Jubil didn’t answer. He yanked me closer to the body bag. Wordlessly, he unzipped it. In death, Bingo was placid. A wax dummy. Pale, still gleaming wet.
“This the kid you wanted me to find?” Jubil said.
“Yes,” I said. Sobered.
“I’m asking you again. What do you know about him? Why’d you send me after him?”
“Jubil, he’s a friend of Angel’s. The kid in the hospital that I’m trying to help. Can you tell me why you’re so upset?”
“He drowned, Nick. He was strapped into his seat belt. The car went into the water. The water rose. It filled his car. No one should have to die that way.”
“You’re right,” I said. Quietly.
“And no, he wasn’t drunk. There was a very simple reason he couldn’t undo the seat belt.”
Jubil zipped up the bag again and straightened. “Whoever did this meant for the kid to drown. Because whoever did this taped the kid’s wrists to the steering wheel before rolling down the window and pushing the car into the canal.”
Chapter 19
Drowning.
Agnes Larrabee was twenty years old in the spring of 1890, the spring that she watched her twin sister sink into the east branch of the Cooper River, just out of reach her flailing, outstretched arms.

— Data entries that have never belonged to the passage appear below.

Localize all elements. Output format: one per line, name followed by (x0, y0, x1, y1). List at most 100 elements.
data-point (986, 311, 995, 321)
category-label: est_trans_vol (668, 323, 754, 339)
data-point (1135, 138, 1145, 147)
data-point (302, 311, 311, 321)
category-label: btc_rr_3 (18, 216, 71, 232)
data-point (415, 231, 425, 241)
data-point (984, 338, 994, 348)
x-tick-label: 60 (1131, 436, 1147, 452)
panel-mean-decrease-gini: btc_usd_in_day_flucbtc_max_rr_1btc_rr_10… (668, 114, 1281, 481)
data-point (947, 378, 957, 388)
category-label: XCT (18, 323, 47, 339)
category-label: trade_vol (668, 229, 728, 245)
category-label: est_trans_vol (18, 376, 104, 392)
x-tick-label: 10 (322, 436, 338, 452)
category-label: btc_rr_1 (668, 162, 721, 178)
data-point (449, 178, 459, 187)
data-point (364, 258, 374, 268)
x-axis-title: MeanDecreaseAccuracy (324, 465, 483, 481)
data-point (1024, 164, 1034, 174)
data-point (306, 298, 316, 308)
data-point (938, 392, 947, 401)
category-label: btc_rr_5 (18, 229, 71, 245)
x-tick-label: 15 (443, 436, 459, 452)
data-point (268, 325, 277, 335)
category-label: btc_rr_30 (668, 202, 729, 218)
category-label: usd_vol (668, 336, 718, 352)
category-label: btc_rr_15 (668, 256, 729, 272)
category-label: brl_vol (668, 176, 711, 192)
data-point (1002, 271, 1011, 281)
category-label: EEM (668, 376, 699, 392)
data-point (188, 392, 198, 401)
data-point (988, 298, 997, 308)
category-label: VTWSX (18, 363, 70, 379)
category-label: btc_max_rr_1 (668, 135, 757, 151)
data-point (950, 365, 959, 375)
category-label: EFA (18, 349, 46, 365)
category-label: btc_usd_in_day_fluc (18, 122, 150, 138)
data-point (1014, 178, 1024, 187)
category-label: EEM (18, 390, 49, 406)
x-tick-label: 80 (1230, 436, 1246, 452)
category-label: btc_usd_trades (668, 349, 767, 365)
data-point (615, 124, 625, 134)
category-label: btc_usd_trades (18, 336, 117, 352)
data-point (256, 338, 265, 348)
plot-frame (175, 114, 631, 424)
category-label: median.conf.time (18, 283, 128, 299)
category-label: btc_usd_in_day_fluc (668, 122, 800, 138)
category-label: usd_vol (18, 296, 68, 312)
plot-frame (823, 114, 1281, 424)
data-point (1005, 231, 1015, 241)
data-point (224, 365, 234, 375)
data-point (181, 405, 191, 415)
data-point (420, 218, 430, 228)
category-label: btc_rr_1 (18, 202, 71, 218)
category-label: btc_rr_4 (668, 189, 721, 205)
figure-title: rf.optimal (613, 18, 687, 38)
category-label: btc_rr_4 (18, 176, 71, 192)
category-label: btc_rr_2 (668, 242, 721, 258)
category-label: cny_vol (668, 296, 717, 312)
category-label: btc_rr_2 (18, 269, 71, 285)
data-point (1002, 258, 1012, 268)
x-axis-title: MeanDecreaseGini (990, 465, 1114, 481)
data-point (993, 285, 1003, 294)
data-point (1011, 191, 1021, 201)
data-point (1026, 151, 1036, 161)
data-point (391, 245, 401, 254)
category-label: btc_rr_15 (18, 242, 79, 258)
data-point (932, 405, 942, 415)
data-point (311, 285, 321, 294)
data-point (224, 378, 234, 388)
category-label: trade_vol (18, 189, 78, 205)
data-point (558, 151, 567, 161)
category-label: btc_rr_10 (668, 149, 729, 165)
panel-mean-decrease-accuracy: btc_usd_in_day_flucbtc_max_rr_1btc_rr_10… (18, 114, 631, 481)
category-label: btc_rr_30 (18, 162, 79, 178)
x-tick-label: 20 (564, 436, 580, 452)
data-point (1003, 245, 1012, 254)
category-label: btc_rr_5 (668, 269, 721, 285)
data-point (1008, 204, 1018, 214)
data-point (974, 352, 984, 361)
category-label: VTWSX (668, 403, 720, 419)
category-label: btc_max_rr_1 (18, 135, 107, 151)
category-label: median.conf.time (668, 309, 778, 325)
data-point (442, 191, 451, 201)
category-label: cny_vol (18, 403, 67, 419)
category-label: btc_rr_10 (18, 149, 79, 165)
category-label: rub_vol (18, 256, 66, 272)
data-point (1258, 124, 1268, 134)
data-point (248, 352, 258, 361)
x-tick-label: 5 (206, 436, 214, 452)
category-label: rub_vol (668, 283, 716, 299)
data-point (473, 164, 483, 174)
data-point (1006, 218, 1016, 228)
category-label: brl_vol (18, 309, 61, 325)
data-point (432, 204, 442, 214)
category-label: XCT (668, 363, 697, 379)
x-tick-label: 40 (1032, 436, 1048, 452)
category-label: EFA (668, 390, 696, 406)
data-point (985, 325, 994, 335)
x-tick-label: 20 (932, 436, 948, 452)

Spring was the traditional time of year for their family to visit the remaining holdings of a plantation that had once included forty-two hundred acres, four hundred acres of rice paddies, a colonial mansion, ten cabins and the slave families to fill them.
The drought of the rice industry had waged the first inroads against the Larrabee wealth. That was followed by various hurricanes, poor investments, and one or two fires. But the true beginning of the end of the plantation was marked by the war of Northern aggression. Without the manpower to sustain the land and buildings already ravaged by Union soldiers, the Larrabee family was forced to sell most of their land holdings and invest in businesses within Charleston.
Agnes and her sister arrived into the Larrabee family at the closing of the nineteenth century, barely on the downside of its pinnacle of greatness. Accordingly, their childhood was steeped with the manners and illusion that it had never departed.